2. Make your own slime
Mix together cornflour and water in a bowl and watch as it shifts from solid to liquid as you play with it. Add in food colourings and glitter for a super sensory experience.
3. Scented playdough
Add things like lemon juice, vanilla extract, cinnamon, peppermint flavouring etc to separate batches of playdough and get them to guess the scents. Just make sure they don’t eat it!
4. Mud kitchen
For outdoor sensory activities for autism, mud kitchens are a popular choice. It’s an area where children can experiment, improvise and create using mud, water, bowls and various utensils. Some children might pretend to bake cakes or cook dinner, whereas others might just enjoy mashing, scooping and manipulating the mud into different shapes.
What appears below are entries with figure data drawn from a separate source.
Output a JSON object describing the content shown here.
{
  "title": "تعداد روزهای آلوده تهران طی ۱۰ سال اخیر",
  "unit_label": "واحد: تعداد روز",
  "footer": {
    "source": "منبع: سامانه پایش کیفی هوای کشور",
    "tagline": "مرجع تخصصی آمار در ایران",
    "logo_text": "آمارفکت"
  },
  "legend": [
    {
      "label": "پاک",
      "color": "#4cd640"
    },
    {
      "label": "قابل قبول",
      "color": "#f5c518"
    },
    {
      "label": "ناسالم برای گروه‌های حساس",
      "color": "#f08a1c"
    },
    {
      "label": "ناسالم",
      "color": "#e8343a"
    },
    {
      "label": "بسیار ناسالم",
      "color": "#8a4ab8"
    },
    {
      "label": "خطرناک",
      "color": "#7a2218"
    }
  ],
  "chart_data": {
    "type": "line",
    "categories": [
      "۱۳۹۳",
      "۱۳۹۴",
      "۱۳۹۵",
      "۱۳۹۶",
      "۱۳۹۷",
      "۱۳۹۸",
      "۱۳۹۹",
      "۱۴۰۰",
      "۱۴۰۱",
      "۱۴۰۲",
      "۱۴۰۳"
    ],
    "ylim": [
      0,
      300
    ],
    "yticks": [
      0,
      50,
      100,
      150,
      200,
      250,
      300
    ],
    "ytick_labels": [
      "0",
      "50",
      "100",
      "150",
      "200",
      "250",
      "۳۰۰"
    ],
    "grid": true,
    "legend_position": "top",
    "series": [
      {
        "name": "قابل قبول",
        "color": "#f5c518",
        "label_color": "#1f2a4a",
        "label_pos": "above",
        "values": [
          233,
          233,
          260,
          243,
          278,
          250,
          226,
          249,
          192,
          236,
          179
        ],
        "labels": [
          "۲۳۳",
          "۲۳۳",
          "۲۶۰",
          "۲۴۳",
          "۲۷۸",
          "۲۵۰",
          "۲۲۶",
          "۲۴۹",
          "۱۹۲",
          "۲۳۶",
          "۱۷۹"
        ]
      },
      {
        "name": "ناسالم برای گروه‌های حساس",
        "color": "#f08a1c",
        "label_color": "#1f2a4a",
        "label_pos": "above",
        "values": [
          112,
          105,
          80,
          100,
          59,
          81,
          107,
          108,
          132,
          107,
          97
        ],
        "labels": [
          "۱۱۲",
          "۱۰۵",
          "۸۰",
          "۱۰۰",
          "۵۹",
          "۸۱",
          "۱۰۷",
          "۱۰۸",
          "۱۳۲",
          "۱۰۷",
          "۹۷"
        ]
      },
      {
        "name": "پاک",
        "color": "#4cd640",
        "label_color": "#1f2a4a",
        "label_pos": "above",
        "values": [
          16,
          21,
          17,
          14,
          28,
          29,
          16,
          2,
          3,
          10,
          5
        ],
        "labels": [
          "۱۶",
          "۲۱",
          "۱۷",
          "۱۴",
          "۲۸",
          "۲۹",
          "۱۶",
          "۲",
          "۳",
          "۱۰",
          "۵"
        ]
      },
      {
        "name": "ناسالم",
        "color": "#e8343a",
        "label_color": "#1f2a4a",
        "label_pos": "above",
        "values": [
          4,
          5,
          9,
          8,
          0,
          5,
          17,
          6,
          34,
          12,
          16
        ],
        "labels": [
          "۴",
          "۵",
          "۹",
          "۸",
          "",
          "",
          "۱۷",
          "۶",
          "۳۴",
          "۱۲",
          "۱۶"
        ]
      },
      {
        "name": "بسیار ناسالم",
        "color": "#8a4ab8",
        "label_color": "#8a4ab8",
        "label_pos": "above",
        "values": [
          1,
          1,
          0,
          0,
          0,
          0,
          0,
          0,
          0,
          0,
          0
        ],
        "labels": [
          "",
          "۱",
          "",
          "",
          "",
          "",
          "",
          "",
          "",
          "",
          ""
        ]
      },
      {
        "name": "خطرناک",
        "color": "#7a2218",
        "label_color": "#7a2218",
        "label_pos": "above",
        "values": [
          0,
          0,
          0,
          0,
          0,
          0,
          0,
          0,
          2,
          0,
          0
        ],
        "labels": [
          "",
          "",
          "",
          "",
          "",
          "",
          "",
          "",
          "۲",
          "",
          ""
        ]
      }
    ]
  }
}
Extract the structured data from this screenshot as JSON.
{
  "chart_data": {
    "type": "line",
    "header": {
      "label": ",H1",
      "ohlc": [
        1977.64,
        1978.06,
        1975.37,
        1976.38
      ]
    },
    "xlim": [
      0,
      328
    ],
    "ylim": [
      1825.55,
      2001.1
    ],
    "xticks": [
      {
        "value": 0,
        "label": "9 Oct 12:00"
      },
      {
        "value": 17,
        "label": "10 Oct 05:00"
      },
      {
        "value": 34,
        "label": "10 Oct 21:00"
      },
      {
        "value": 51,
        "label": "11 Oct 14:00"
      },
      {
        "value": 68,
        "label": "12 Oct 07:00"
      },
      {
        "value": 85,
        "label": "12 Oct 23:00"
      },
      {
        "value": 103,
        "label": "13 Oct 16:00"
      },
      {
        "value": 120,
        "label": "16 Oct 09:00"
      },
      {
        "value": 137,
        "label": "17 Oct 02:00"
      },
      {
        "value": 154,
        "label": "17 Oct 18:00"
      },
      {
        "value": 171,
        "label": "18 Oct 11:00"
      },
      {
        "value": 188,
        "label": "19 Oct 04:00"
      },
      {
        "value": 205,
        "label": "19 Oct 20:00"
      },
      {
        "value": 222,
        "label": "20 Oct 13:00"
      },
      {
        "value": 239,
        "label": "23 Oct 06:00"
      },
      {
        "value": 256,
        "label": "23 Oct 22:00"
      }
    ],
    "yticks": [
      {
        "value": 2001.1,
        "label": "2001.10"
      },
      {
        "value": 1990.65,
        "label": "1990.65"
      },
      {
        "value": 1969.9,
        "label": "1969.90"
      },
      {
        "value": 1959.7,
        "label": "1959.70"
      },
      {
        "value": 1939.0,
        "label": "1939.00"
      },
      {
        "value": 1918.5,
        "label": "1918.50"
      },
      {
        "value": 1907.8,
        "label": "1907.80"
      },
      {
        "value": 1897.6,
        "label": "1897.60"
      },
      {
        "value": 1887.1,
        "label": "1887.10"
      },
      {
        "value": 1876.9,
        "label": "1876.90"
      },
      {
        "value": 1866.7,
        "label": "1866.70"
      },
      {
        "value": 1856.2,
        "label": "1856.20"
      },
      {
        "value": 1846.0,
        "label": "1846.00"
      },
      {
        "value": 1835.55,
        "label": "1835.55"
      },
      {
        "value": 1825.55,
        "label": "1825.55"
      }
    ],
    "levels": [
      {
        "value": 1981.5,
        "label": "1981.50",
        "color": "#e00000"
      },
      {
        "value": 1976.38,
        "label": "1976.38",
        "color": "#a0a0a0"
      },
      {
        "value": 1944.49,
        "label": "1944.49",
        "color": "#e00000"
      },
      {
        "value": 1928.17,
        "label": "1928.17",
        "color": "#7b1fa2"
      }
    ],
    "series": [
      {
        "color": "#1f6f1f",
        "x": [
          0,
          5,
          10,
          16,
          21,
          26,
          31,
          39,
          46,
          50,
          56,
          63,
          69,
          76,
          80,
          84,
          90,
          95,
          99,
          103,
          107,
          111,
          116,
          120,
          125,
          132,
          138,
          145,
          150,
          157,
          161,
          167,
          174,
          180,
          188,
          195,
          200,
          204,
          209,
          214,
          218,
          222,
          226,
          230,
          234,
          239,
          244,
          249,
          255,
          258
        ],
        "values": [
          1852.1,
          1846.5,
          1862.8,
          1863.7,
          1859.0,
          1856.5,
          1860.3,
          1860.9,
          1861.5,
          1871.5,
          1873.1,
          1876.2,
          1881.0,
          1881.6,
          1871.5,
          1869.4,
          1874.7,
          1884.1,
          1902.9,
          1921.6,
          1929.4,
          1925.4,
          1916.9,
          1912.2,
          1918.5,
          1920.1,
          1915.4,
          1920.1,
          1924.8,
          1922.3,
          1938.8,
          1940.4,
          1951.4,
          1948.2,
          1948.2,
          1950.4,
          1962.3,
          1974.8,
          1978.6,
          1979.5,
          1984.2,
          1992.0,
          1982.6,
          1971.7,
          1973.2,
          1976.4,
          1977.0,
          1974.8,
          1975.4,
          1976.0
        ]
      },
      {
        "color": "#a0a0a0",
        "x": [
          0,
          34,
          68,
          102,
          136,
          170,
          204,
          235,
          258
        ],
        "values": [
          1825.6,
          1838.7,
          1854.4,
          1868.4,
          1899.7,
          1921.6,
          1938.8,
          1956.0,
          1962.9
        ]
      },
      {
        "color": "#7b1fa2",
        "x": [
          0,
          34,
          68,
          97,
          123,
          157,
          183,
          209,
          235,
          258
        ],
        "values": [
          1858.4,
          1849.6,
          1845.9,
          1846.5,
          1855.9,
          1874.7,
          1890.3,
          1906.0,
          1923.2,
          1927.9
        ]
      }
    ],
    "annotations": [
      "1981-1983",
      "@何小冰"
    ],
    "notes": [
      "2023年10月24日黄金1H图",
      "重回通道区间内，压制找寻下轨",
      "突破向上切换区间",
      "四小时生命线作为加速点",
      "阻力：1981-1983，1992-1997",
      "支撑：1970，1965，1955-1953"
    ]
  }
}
5. Make your own musical instruments
Put rice inside a plastic bottle to make a shaker; use wooden spoons and buckets for a homemade drum set; put holes in a straw to fashion your own recorder...the ideas are endless!
6. Create a sensory ocean
Fill a shallow storage container with sand on one side and water on the other, and include things like shells, toy fish and other ocean inspired items. Your autistic foster children will enjoy splashing the water, swirling the sand and playing in their new underwater world.
7. Painting with food
Edible sensory activities for autism are great as there’s no harm if your foster child puts their hands in their mouth. Choose soft and squishy foods like chocolate sauce, blackberries, apple puree and yoghurt and let them create a piece of art that looks, smells and tastes amazing!
8. Water beads
Water beads are non-toxic and feel so satisfying to squidge in your hand. Why not put half in the fridge to create a contrast between cold and warm?
9. Toys in jelly
This is another edible sensory activity that involves hiding toys inside bowls of jelly. Place toys into different jelly moulds, pour the jelly solution in and chill in the fridge. Children need to get the toys out of the soft, wobbly jelly anyway they can.
10. Pouring station
This is something that can be set up in minutes. Pour water into different size bottles, jugs, cups and containers and set them up in a bathtub or on a large tray. Add food colouring to enhance the experience. The idea is to get children to pour water from one jug to another, mixing colours and also learning fine motor skills at the same time.